There was no telling that he would become this block machine inside, or that he would dominate the scoring for the Shockers in the way that he has. Maybe the potential was there, but playing alongside Garrett Stutz and Ben Smith last season, it wasn't this Hall. He finished with a 1.27 HW30 last year, and as a rising senior, even one that would get more minutes, there was not telling that he would improve to almost a 5.0 win player.
Everyone else that returned was a role player, not looking to become a major part of the team. And that would be why all of the major contributors this year -- the ones who returned positive value -- are either freshman (redshirt and otherwise) or transfers (Division 1 or other parts).
The only player coming back that made a major stride this year was Tekele Cotton, who turned from a below average defender into one of the best on the Shockers. He also started to play some offense for this team.

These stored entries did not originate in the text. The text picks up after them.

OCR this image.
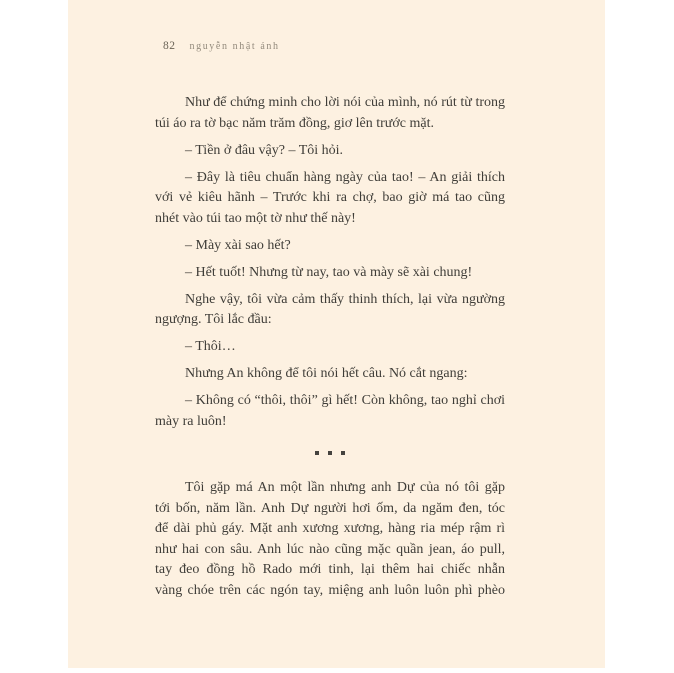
82 nguyễn nhật ánh
Như để chứng minh cho lời nói của mình, nó rút từ trong
túi áo ra tờ bạc năm trăm đồng, giơ lên trước mặt.
– Tiền ở đâu vậy? – Tôi hỏi.
– Đây là tiêu chuẩn hàng ngày của tao! – An giải thích
với vẻ kiêu hãnh – Trước khi ra chợ, bao giờ má tao cũng
nhét vào túi tao một tờ như thế này!
– Mày xài sao hết?
– Hết tuốt! Nhưng từ nay, tao và mày sẽ xài chung!
Nghe vậy, tôi vừa cảm thấy thinh thích, lại vừa ngường
ngượng. Tôi lắc đầu:
– Thôi…
Nhưng An không để tôi nói hết câu. Nó cắt ngang:
– Không có “thôi, thôi” gì hết! Còn không, tao nghỉ chơi
mày ra luôn!
Tôi gặp má An một lần nhưng anh Dự của nó tôi gặp
tới bốn, năm lần. Anh Dự người hơi ốm, da ngăm đen, tóc
để dài phủ gáy. Mặt anh xương xương, hàng ria mép rậm rì
như hai con sâu. Anh lúc nào cũng mặc quần jean, áo pull,
tay đeo đồng hồ Rado mới tinh, lại thêm hai chiếc nhẫn
vàng chóe trên các ngón tay, miệng anh luôn luôn phì phèo
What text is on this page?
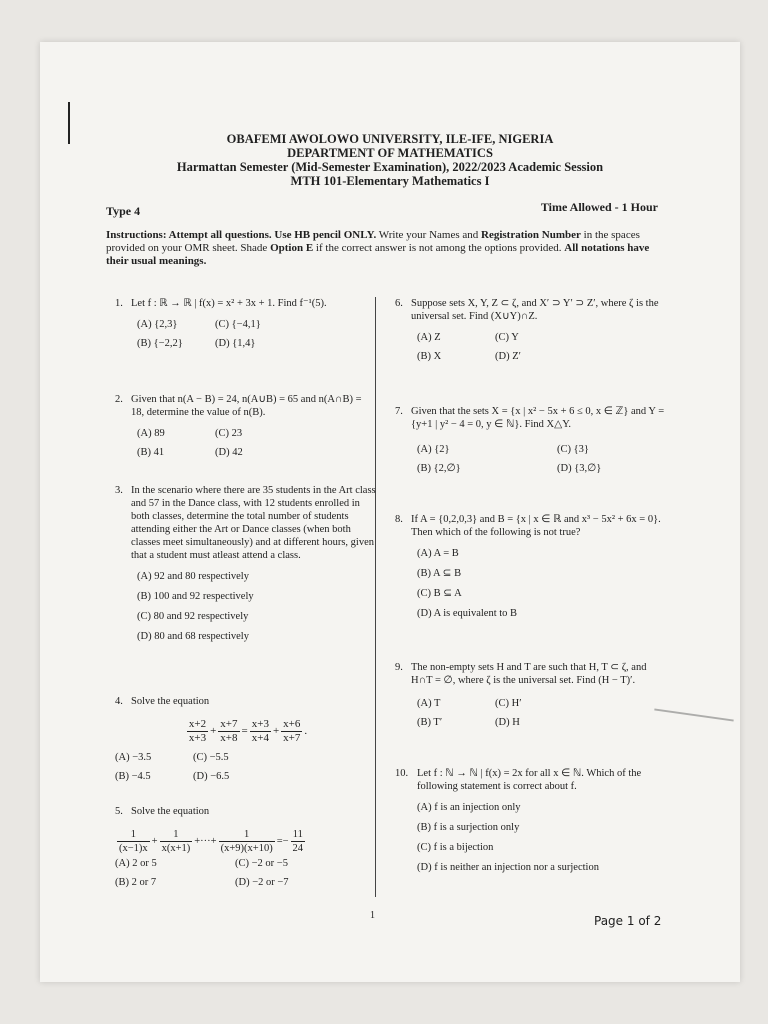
OBAFEMI AWOLOWO UNIVERSITY, ILE-IFE, NIGERIA
DEPARTMENT OF MATHEMATICS
Harmattan Semester (Mid-Semester Examination), 2022/2023 Academic Session
MTH 101-Elementary Mathematics I
Type 4	Time Allowed - 1 Hour
Instructions: Attempt all questions. Use HB pencil ONLY. Write your Names and Registration Number in the spaces provided on your OMR sheet. Shade Option E if the correct answer is not among the options provided. All notations have their usual meanings.
1. Let f : ℝ → ℝ | f(x) = x² + 3x + 1. Find f⁻¹(5).
(A) {2,3}	(C) {−4,1}
(B) {−2,2}	(D) {1,4}
2. Given that n(A − B) = 24, n(A∪B) = 65 and n(A∩B) = 18, determine the value of n(B).
(A) 89	(C) 23
(B) 41	(D) 42
3. In the scenario where there are 35 students in the Art class and 57 in the Dance class, with 12 students enrolled in both classes, determine the total number of students attending either the Art or Dance classes (when both classes meet simultaneously) and at different hours, given that a student must atleast attend a class.
(A) 92 and 80 respectively
(B) 100 and 92 respectively
(C) 80 and 92 respectively
(D) 80 and 68 respectively
4. Solve the equation
$\frac{x+2}{x+3} + \frac{x+7}{x+8} = \frac{x+3}{x+4} + \frac{x+6}{x+7}$ .
(A) −3.5	(C) −5.5
(B) −4.5	(D) −6.5
5. Solve the equation
$\frac{1}{(x-1)x} + \frac{1}{x(x+1)}$ +···+ $\frac{1}{(x+9)(x+10)} =- \frac{11}{24}$
(A) 2 or 5	(C) −2 or −5
(B) 2 or 7	(D) −2 or −7
6. Suppose sets X, Y, Z ⊂ ζ, and X′ ⊃ Y′ ⊃ Z′, where ζ is the universal set. Find (X∪Y)∩Z.
(A) Z	(C) Y
(B) X	(D) Z′
7. Given that the sets X = {x | x² − 5x + 6 ≤ 0, x ∈ ℤ} and Y = {y+1 | y² − 4 = 0, y ∈ ℕ}. Find X△Y.
(A) {2}	(C) {3}
(B) {2,∅}	(D) {3,∅}
8. If A = {0,2,0,3} and B = {x | x ∈ ℝ and x³ − 5x² + 6x = 0}. Then which of the following is not true?
(A) A = B
(B) A ⊆ B
(C) B ⊆ A
(D) A is equivalent to B
9. The non-empty sets H and T are such that H, T ⊂ ζ, and H∩T = ∅, where ζ is the universal set. Find (H − T)′.
(A) T	(C) H′
(B) T′	(D) H
10. Let f : ℕ → ℕ | f(x) = 2x for all x ∈ ℕ. Which of the following statement is correct about f.
(A) f is an injection only
(B) f is a surjection only
(C) f is a bijection
(D) f is neither an injection nor a surjection
1	Page 1 of 2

But this returning core, it was what led us to believe that a ranking of No. 86 in the country was the right spot for the Shockers at the beginning of the year. Ken Pomeroy's initial rankings started with the team higher. Dan Hanner had them in the 100s. There was no telling what this team would achieve.
Even in your wildest imagination, there could be no way to have seen this coming, that this team would be the one that would be on the verge of making the Championship game. We thought that there might be a mid-major in the Final Four this season. That would have been Davidson, the team that was returning almost all of its production from last year. But the Wildcats were inconsistent, and ended up seeing that inconsistency kill them in the final minutes against Marquette.
West Coast fans probably had visions of Gonzaga finally making it here. Wichita State saw that that wouldn't happen (and the fact that the universe just doesn't want the Bulldogs to ever succeed again apparently). Soon we will need a saying like "That's so Gonzaga" for how they end up performing so often.
No, this team was not the sexy pick.
This is the team that made it though, and will be dangerous even for that overall No. 1 seed on the opposing bench, Louisville.
The additions of Malcolm Armstead -- a castoff from Oregon who knows what it means to compete against top competition -- and Cleanthony Early, a JUCO All-American who emergence was a big question mark when stepping into the Missouri Valley (he did fine, pulling up at No. 2 on the team with a 4.3 HW30 on the year), were huge for the Shockers.
Ron Baker went from a player who had offers from Arkansas-Little Rock, Eastern Illinois and South Dakota State, and became one of the key cogs in the Shocker lineup after redshirting. Did you see that one coming? Wichita State and the Missouri Valley are a definite step up from those other places.
And Fred Van Vleet ended as a 1.0 HW30 player, a strong performance from a top 100 recruit and true freshman coming off the bench.
Yes, the new pieces in place on this team -- pieces that will form the majority of the core on this Shocker team moving forward -- have been the difference between a team that looked like No. 86, and a team that is looking at No. 1.
When that ball tips Saturday night, none of those preseason expectations will matter for this team. It will just be one more opportunity to prove everyone wrong and shock the world.
If anyone has learned how to do that this season, it would be Wichita State.